阿部さんの講義を受け、信州ブリ調査隊として、豊かな海を守るためにできることは何かをグループに分かれ考え、発表しました。児童たちからは「海洋ごみや海水温上昇による魚の分布の変化、また、魚の取り過ぎなど海に起きている問題を家族や友達に積極的に伝えたい。」「海の温度をあげないためにCO2削減に取り組みたい」「漁師さんにこれからも魚をとり続けて、食卓に届けてほしいので、魚をたくさん食べたい」「海を大切にするためには森や川を守ることも大事だから、長野県の自然環境もよくしていきたい」と言った意見がでました。

発表の後は3日間の活動のまとめの作文とブリの絵を描きました。今回学んだことをたくさんの人に伝えるために富山県の企業と連携し、ブリのふりかけを商品化して売り出すことも予定しています。ブリの絵は商品ポスターに使われます。
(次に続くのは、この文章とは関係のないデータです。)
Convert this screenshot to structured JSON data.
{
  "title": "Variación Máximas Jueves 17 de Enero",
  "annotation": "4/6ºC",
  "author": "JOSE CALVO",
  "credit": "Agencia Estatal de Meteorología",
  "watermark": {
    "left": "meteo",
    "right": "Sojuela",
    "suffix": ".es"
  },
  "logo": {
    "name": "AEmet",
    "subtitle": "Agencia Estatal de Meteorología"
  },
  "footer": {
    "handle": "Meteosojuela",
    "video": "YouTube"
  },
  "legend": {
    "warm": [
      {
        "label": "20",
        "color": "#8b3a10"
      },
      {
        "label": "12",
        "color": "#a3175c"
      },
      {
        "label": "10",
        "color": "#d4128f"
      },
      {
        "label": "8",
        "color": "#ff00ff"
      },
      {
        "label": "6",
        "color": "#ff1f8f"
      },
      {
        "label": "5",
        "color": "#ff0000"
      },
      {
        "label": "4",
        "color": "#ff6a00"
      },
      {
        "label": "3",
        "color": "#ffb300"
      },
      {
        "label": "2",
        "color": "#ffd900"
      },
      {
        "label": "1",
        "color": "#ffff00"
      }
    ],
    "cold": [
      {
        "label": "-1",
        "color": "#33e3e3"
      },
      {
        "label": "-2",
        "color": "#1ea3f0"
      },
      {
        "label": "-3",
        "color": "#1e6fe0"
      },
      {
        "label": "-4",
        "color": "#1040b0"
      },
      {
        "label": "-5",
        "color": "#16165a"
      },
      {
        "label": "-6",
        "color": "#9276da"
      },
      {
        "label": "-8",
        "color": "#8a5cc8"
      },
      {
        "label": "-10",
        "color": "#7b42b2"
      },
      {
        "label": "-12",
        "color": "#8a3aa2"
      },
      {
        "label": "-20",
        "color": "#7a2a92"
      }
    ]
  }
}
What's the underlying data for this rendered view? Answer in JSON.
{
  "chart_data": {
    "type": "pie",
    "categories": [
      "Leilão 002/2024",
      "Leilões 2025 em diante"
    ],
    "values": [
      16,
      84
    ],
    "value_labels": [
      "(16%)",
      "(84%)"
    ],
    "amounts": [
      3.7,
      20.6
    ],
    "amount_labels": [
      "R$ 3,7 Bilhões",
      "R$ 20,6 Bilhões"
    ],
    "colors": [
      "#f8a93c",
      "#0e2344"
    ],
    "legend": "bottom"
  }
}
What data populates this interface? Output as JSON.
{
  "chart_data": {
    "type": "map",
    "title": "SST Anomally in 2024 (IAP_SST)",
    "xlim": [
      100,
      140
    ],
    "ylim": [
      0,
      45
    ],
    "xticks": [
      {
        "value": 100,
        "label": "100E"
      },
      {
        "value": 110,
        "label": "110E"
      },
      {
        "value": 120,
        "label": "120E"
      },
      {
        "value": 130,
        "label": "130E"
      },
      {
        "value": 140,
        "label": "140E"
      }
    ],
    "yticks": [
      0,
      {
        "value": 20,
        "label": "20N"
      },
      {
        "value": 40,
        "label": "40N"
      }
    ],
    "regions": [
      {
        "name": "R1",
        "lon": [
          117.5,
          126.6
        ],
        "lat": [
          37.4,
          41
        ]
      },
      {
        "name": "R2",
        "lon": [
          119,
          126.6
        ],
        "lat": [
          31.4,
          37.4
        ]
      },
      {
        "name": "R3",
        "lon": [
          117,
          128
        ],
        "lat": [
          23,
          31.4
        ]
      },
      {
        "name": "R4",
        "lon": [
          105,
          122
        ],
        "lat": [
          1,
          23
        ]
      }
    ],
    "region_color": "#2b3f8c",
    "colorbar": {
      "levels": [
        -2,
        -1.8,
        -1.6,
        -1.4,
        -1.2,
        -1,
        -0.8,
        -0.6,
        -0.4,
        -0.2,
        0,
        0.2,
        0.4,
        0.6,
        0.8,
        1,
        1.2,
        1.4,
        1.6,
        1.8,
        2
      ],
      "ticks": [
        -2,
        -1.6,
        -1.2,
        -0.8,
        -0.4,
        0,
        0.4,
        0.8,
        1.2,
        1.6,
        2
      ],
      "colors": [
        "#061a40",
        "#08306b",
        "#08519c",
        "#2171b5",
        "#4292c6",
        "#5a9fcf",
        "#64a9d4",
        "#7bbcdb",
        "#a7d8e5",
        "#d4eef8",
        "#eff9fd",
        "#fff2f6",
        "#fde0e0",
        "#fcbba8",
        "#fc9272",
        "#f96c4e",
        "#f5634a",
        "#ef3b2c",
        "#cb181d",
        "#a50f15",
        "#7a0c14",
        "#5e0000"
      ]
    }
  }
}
森、川、海のつながりを学び、その道のプロ専門家から指導を受け、普段できないスペシャルなたくさんの体験をした信州ブリ調査隊のメンバーたち。海の未来を守り続けていくことをあらためて感じた充実した学びの場となりました。

参加した子ども・保護者からの声

▽児童
・海の環境についてたくさんの人たちに伝えたい。そのために海の研究者になる。
・定置網漁見学で海にはたくさんの魚がいることを知った。もっともっと知りたいと思った。
・長野県に海は無いけれど、森と川でつながっていることに気づけた。
・漁師さんの仕事を体験して、とても苦労して魚を届けていることに感謝したい。将来は、漁業に関する仕事についてみたい。
・海を守るにはひとりひとりの行動が大事。海に行って楽しむのも、魚を食べるのも大事。

▽保護者
・この度は、普段出来ない経験をさせて頂けた事、本当に感謝しています。海と魚が大好きな本人にとって、忘れない体験となった様です!ますます、海への情熱を燃やしております。
・今回の経験から、魚の知識だけでなく、海洋資源や環境も気になった様です。海や魚に携わる経験をこれからもしていきたいと本人が強く望んでいます。
・3日間の多くの友人、講師のおかげで、参加前より、たくましくなった気がします。今後も海と日本プロジェクトの活動に参加していきたいです。